The Golden Record’s approach can solve the problem, at least that’s what they think. However, the best-laid plans run the risk of turning into dust once they encounter reality. This is exactly what happens with traditional MDM.
Relying on humans to clean and manage data is futile. this will not work.
Stonebraker’s insight into this problem is to use machine learning to classify data, much like Google used machine learning to automatically classify websites in the early days of the internet, beating out Yahoo’s manual curation Internet efforts.
By training machines to recognize entities in business systems, Tamr has found a way to automatically create golden records. A key conclusion the team reached was that when people were asked to confirm consistency with a limited set of options, they did much better than when they were presented with dozens or hundreds of options simultaneously.
WCG’s Tamr trial began in May 2021. After a period of training, Tamr software observes and learns how employees deal with data differences.
A team of WCG employees worked with Tamr to review and cleanse all data sources in the data warehouse. The software identifies "clusters," two or more terms that mean the same thing in different applications, and loads them as golden records in WCG's cloud data warehouse.

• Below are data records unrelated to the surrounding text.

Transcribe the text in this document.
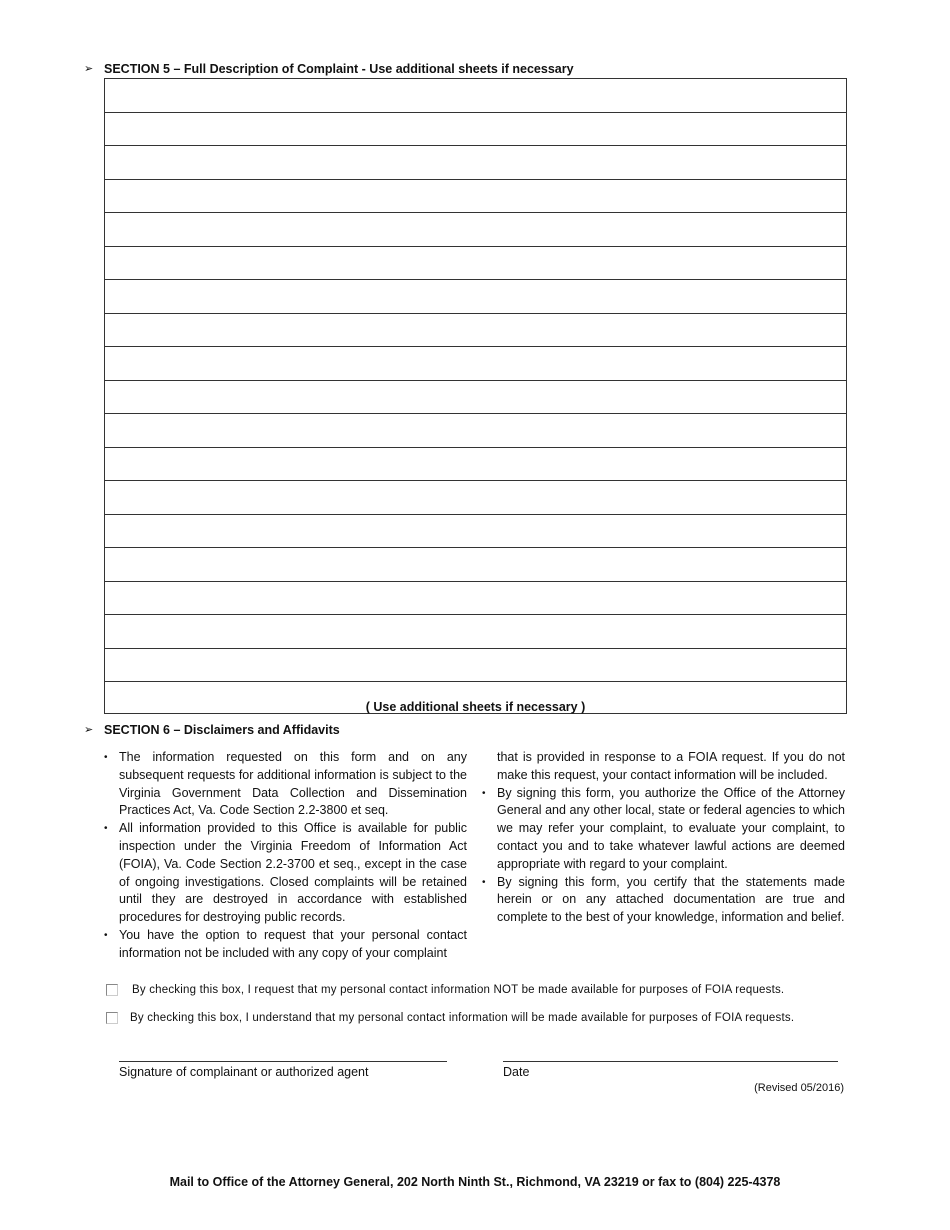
➢ SECTION 5 – Full Description of Complaint - Use additional sheets if necessary
( Use additional sheets if necessary )
➢ SECTION 6 – Disclaimers and Affidavits
• The information requested on this form and on any subsequent requests for additional information is subject to the Virginia Government Data Collection and Dissemination Practices Act, Va. Code Section 2.2-3800 et seq.
• All information provided to this Office is available for public inspection under the Virginia Freedom of Information Act (FOIA), Va. Code Section 2.2-3700 et seq., except in the case of ongoing investigations. Closed complaints will be retained until they are destroyed in accordance with established procedures for destroying public records.
• You have the option to request that your personal contact information not be included with any copy of your complaint
that is provided in response to a FOIA request. If you do not make this request, your contact information will be included.
• By signing this form, you authorize the Office of the Attorney General and any other local, state or federal agencies to which we may refer your complaint, to evaluate your complaint, to contact you and to take whatever lawful actions are deemed appropriate with regard to your complaint.
• By signing this form, you certify that the statements made herein or on any attached documentation are true and complete to the best of your knowledge, information and belief.
By checking this box, I request that my personal contact information NOT be made available for purposes of FOIA requests.
By checking this box, I understand that my personal contact information will be made available for purposes of FOIA requests.
Signature of complainant or authorized agent	Date
(Revised 05/2016)
Mail to Office of the Attorney General, 202 North Ninth St., Richmond, VA 23219 or fax to (804) 225-4378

Each data source is run through Tamr before loading data into the data warehouse. Data sources range in size from approximately 50,000 records to over 1 million records, and may have around 200 columns per entity. The problem is not quantity, but complexity. In addition to speeding up the data mastering process by approximately 4x, Tamr tools produce more standardized data, which means greater clarity for business operations.
“When you clean data, now you can use cleaner data to get better operational insights,” Morales said. "We can match through Salesforce and our applications to know these are the right things. Before, if the data wasn't cleaned, you'd match 50 percent. Now we can match 80 percent. So using what we're doing Things have very clear operational benefits."

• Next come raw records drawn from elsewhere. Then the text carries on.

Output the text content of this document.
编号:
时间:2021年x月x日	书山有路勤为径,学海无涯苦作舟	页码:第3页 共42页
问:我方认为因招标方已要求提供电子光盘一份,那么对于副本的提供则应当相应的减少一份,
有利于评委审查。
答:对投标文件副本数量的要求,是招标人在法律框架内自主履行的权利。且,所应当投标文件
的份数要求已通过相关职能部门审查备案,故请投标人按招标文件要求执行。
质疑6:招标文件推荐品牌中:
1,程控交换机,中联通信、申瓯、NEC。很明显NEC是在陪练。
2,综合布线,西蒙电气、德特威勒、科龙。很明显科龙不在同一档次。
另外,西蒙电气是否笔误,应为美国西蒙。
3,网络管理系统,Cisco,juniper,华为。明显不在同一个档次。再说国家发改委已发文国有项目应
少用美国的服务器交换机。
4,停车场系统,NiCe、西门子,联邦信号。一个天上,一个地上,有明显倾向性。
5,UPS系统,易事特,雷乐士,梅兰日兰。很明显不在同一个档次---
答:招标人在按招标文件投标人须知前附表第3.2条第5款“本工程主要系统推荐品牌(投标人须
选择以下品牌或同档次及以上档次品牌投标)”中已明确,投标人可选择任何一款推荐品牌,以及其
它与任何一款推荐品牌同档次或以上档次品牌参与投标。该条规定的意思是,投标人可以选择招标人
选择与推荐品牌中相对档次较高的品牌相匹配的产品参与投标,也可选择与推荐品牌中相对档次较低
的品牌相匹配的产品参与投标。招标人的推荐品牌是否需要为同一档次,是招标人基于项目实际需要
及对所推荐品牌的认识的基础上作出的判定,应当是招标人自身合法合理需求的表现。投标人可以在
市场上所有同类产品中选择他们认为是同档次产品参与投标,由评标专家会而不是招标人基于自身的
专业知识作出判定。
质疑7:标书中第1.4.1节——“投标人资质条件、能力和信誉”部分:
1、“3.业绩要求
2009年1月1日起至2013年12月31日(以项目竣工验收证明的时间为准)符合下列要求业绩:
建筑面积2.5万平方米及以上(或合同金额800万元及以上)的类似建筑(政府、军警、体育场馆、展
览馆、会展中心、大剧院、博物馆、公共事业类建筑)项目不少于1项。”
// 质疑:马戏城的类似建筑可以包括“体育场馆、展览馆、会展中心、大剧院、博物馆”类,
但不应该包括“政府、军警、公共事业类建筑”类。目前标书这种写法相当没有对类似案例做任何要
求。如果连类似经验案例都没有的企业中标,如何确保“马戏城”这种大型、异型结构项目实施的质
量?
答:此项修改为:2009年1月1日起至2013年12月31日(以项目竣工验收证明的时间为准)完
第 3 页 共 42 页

Tamr cannot successfully match all entities into clusters, and there are still some edge cases that require human expertise. In these cases, the software lets the operator know that it has low confidence in the match. But according to Morales, Tamr is very good at finding obvious matches. He said the accuracy rate was about 95% from day one.
"You have to accept that with any data mastery project there will be mismatches. There will be Type I and Type II errors," he said. "It would be nice if you could trace the source of these errors from... because humans make the same mistakes."
Additionally, Tamr helps WCG better understand its data.
Morales said the company’s manual approach to data mastering cost millions of dollars in total, while Tamr’s cost was less than $1 million. Improvements in data quality are harder to quantify, but arguably more important.